Historically, the economy of the City has been driven by the following major industries:  

Period Significant Industry  
1830's - 1930's US Navy, Fishing, Shipwreck Salvage, Sponging, Cigar Fabrication  
1930's Current  US Navy, Tourism and Development

Tourism is the City's primary generator of local economic activity. In 2001, the City hosted 201,228 airport passengers 85% of whom are estimated to be tourists and 676,881 cruise ship passengers.

About two of every three jobs in Key West in 1990 were in the tourist driven retail trade and service sectors. Almost half of all retail trade positions were in eating and drinking establishments, and the professional and related category accounted for half of all service positions. The economic base of the City, in comparison to statewide averages, is very high in retail trade and public administration employment and equally low in the manufacturing and wholesales trade sectors. 

Employment Chart


Counting and monitoring the level of tourists is not a precise science. There are indicators of activity as depicted in the following line graphs. The first is a line graph depicting the numbers of cruise ship passengers visiting the City. This is the clearest indicator of one tourist element.

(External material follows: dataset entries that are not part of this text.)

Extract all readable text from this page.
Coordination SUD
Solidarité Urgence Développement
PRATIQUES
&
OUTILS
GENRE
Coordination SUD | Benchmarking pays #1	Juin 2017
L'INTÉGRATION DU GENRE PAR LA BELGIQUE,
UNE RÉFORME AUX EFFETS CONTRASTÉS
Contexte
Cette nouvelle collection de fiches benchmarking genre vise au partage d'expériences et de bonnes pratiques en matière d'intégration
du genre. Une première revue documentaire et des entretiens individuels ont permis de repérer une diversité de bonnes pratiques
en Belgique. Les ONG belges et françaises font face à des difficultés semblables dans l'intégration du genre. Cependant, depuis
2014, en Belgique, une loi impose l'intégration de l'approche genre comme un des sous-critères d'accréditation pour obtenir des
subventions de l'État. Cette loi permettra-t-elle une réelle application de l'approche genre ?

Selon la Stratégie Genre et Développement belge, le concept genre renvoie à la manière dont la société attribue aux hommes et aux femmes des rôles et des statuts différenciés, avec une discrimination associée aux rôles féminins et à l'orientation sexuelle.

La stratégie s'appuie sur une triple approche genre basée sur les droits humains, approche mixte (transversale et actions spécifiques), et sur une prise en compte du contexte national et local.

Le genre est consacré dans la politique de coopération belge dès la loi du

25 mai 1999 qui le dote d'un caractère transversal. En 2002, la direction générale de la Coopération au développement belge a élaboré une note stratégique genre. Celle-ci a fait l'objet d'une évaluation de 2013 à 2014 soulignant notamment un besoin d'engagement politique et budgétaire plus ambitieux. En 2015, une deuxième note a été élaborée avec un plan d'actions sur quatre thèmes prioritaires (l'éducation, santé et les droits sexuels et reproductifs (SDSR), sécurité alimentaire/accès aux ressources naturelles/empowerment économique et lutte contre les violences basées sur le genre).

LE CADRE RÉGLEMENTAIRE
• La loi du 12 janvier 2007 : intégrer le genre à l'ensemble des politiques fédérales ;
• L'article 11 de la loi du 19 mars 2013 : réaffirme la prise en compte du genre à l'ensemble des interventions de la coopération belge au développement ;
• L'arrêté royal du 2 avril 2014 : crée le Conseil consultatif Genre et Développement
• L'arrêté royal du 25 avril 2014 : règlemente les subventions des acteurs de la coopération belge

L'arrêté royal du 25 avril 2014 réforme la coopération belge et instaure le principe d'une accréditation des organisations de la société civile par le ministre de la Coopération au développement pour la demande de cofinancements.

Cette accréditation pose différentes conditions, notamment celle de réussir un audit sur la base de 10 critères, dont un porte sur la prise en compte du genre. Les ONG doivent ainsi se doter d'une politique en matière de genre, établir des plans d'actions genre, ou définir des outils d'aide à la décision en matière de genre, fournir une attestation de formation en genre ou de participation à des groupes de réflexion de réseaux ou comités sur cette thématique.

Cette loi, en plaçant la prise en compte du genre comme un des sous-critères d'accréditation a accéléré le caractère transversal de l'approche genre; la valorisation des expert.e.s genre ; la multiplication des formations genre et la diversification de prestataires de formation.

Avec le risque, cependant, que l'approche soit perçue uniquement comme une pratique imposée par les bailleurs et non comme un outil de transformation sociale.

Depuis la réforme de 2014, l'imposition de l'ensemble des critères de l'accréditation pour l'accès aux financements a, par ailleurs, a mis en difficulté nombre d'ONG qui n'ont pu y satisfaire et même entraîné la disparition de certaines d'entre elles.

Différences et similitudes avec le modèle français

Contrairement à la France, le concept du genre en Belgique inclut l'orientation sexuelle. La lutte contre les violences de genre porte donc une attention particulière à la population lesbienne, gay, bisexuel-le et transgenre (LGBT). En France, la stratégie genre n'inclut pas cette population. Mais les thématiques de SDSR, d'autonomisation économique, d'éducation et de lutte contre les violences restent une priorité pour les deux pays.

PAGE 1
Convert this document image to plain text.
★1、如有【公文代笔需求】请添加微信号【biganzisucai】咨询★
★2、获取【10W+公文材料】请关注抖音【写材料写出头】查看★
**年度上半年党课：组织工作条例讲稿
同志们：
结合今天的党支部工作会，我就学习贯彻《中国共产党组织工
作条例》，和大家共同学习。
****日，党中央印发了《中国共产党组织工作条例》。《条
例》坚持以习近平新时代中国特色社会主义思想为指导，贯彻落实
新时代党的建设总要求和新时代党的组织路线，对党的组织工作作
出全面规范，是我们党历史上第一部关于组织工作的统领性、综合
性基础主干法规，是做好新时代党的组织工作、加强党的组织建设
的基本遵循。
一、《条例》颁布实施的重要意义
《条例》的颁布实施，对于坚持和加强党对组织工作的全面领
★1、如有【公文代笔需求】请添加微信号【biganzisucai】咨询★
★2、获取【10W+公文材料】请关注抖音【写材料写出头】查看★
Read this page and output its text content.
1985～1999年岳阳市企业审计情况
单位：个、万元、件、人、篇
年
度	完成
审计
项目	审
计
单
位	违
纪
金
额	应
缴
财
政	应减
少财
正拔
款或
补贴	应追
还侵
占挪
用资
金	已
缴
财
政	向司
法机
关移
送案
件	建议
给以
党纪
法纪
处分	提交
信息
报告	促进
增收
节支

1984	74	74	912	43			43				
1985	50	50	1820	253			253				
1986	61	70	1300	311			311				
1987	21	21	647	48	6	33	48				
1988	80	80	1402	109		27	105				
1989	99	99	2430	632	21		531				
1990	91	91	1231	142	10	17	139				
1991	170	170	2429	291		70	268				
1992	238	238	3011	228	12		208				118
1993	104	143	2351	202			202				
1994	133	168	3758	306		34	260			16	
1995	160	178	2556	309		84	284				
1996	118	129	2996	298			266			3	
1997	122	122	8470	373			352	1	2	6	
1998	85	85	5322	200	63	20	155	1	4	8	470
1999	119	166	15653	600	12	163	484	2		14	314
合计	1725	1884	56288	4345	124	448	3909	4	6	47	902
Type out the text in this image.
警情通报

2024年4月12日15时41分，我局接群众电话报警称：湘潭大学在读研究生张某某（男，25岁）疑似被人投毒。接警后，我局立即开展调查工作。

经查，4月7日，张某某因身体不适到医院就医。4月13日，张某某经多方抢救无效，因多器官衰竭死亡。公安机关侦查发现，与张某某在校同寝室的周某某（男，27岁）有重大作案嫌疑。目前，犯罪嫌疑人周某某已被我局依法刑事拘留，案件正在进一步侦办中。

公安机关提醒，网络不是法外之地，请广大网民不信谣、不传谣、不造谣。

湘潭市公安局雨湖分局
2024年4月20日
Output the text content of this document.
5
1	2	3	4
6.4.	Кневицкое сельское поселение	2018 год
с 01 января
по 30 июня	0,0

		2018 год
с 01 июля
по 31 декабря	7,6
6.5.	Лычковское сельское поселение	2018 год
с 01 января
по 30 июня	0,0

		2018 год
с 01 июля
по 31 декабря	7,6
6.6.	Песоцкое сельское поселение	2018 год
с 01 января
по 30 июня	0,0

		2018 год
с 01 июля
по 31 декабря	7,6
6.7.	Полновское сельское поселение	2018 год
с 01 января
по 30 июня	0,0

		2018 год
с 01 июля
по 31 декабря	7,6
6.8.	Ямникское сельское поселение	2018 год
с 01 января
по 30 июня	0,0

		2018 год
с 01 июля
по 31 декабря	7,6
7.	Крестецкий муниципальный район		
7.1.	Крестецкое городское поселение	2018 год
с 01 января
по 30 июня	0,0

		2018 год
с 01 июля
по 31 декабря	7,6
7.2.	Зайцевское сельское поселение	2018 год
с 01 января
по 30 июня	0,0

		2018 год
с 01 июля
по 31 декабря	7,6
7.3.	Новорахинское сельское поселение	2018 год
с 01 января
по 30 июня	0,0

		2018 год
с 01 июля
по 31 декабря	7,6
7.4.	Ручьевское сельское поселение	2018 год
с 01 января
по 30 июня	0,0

It shows a seasonal variation in activity and an increasing trend of cruise ship tourists. It also depicts a drop in FY 00-01 due to the loss of a major cruise ship line. A successful aggressive marketing program resulted in increased volumes in FY 01-02. There was deep concern following 9/11 that a significant reduction in cruise ship tourist activity would occur. However, the opposite has been experienced as indicated by quarterly activity in the last quarter of 2001 and the first and second quarters of 2002. Further, the linear trend line depicts a steady growth in the numbers of ship passengers. This has caused some concern among citizens and environmental groups seeking to recommend a balance between tourist volume and the quality of the tourist experience and the environment. 


Cruise Ship Graph


Another indication of tourist volume is the number of visitors to Fort Zachary Taylor. It is a pre civil war coastal defense fort with a beach and has been converted into a State park. It is a popular local resident and tourist attraction. Thus, visitor counts are a partial indicator of tourist volume.

The graph below depicts visitor counts to Fort Taylor by quarter and includes an historic volume trend line. It shows a gradual increase in volume with a significant negative spikes caused by Hurricane Georges in September 1998. Volumes did not show a drop after 9/11. City tourist officials surmise that many tourists forsook foreign travel for domestic destinations. Key West as the only Caribbean island in the United States is a desired location. Fort Taylor is an attractive beachfront location.


Fort Taylor Graph


Tourism has proven to be a significant source of revenue for the economy and City government.